The literary portion of my essay shall focus on… Wendell Berry! Can you believe that I’m supposedly studying theology and I get to pour over Hannah Coulter, and Remembering, and talk about the incarnational vision of the good Mr. Berry? Such good fortune. I’m focusing on the way that Berry’s fiction illustrates the kind of relationship we need to cherish toward the created world and to each other, and the way that human flourishing hinges on faithfulness (to place and the people of one’s “membership”) and chosen, cultivated love. For those who don’t know my adopted grandfather (he isn’t aware of this connection!), he’s a farmer by heritage and a scholar by training, and he writes from a Kentuckian, agrarian viewpoint, but the quiet challenge of every one of his books is for a return from the self interest and fragmentation of modern culture to a life of “fidelity” in which people and place are restored to what they were meant to be.

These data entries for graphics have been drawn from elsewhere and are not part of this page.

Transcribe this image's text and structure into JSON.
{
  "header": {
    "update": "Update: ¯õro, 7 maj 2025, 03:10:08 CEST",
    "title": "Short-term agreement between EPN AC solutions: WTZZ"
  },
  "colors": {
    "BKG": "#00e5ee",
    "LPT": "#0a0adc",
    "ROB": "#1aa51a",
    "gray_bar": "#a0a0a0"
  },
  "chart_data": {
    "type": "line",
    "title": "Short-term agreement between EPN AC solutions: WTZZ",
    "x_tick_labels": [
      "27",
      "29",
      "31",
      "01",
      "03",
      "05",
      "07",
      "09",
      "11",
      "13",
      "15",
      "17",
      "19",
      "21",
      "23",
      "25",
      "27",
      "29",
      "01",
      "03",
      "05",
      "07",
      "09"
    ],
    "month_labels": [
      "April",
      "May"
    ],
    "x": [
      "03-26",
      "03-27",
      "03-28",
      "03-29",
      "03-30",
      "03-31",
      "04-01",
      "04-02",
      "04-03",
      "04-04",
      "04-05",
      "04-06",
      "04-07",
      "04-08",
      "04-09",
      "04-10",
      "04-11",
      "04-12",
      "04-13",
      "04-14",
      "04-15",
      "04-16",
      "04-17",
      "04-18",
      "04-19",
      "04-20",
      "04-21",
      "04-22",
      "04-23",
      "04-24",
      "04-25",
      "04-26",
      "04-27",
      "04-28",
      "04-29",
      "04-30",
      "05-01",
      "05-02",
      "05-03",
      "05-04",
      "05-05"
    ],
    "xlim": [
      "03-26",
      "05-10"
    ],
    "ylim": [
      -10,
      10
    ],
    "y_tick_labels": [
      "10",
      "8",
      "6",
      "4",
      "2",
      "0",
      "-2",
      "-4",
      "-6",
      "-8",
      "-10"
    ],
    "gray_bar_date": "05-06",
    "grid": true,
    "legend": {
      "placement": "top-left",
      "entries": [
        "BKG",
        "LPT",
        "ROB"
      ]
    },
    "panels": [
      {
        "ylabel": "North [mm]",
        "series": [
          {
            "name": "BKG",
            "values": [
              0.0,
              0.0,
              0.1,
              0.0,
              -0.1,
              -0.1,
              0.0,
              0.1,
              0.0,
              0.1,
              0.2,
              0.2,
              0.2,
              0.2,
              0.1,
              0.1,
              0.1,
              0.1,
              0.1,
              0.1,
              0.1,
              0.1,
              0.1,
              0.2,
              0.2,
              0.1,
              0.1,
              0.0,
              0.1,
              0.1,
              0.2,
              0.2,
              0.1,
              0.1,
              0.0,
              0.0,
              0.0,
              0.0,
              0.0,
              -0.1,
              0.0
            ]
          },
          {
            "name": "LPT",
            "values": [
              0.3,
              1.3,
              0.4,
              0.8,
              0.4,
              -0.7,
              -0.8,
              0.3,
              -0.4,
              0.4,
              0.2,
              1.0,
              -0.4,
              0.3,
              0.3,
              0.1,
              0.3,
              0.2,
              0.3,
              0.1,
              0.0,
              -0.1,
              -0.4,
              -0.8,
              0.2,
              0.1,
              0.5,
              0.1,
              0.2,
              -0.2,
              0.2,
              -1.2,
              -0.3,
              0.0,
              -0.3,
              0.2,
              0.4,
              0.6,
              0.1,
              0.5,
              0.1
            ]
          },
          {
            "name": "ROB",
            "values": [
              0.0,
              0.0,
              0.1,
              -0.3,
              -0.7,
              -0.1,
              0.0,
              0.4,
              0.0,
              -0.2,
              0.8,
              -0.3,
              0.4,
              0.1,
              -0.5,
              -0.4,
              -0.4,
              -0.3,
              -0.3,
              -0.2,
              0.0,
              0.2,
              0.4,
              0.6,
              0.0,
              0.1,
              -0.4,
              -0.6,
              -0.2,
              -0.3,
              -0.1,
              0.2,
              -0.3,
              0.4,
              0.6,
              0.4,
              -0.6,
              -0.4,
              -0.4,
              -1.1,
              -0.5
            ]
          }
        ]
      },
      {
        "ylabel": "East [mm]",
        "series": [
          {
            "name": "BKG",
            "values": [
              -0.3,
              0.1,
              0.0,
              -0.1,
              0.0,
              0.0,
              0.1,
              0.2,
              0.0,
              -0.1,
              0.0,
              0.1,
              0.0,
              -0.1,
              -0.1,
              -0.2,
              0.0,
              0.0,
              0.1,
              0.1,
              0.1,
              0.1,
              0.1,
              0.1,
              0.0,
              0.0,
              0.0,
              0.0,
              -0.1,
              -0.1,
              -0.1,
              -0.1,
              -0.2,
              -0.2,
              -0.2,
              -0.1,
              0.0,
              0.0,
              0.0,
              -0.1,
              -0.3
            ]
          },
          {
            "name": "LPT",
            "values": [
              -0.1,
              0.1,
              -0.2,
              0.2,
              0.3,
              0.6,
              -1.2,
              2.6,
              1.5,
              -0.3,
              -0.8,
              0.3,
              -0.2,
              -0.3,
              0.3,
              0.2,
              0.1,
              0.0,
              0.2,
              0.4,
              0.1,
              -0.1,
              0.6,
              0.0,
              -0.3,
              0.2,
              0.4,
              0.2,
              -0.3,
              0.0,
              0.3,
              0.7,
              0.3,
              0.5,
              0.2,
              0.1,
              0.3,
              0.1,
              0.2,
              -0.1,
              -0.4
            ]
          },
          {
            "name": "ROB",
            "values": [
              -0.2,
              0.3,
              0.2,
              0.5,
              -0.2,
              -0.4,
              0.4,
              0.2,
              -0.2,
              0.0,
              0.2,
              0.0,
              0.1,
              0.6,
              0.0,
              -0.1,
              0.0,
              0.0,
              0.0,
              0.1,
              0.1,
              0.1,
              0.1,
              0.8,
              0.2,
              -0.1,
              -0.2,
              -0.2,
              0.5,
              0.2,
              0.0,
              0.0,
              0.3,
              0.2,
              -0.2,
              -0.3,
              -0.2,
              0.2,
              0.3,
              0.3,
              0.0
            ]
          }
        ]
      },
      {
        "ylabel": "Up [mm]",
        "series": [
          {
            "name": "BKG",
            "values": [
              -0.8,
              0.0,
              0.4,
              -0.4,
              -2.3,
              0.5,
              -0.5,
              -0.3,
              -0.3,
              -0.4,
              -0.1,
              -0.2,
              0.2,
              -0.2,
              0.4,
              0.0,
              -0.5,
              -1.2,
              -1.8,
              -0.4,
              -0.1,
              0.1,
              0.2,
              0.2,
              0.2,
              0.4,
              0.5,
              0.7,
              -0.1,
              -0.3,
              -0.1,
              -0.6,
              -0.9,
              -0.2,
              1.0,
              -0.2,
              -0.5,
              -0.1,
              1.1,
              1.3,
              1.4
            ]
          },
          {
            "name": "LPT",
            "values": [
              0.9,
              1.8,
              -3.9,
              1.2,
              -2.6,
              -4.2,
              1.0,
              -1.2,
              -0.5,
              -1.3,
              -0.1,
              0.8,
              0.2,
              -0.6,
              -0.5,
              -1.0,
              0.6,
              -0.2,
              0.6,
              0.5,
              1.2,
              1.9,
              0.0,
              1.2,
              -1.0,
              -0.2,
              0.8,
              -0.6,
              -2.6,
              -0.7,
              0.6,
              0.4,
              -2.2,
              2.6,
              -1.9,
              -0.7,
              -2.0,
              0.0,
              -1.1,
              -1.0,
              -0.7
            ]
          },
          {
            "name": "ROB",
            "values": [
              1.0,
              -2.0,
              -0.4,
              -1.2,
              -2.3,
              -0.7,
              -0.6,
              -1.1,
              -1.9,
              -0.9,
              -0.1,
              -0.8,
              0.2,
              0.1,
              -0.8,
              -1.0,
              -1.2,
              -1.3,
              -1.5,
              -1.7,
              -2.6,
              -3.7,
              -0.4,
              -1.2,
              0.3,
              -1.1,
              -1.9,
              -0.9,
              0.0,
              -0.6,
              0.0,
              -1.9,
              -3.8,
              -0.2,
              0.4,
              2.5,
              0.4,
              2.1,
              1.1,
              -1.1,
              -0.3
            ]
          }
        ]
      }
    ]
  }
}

I reread one of his novels over Christmas while also reading Sobrino and Torrance and was struck numerous times with how the characters in his stories embodied the themes of incarnation and the kingdom come that I was reading in books of doctrine. His stories center on quiet, local, faithful lives in which the choices to love (or hate), become the catalyst for the healing of earth and community, or for destruction. His Christ figures aren’t necessary sacrificial, rather, they’re figures whose choices to love create new spaces of possibility and growth for those they encounter. His heroes are those whose lives have roots in a love that transcends time and he speaks specifically to that, especially in his novels Remembering and Hannah Coulter.
So. You can imagine me hunched over my MacBook this week as I finish this project. I’ll have the echoes and light of the Rad Cam to help, along with many cups of tea, and a few brisk walks. I love this study. I love doctrine. I love delving into the core ideas of human existence. It makes me love God with a depth and energy I haven’t fully touched before. I see him more wholly than I have before. And to see God is simply to love. All for now. More soon.
Oh, but I must tell you this before I go: it snowed in Oxford… !
Snowball fight to begin a midnight walk…
Untouched snow at the Sheldonian…
The Bridge of Sighs (and site of many snowball fights).
Ah. One of my favorite Oxford views. By snowlight.
A man should hear a little music, read a little poetry, and see a fine picture every day of his life, in order that worldly cares may not obliterate the sense of the beautiful which God has implanted in the human soul.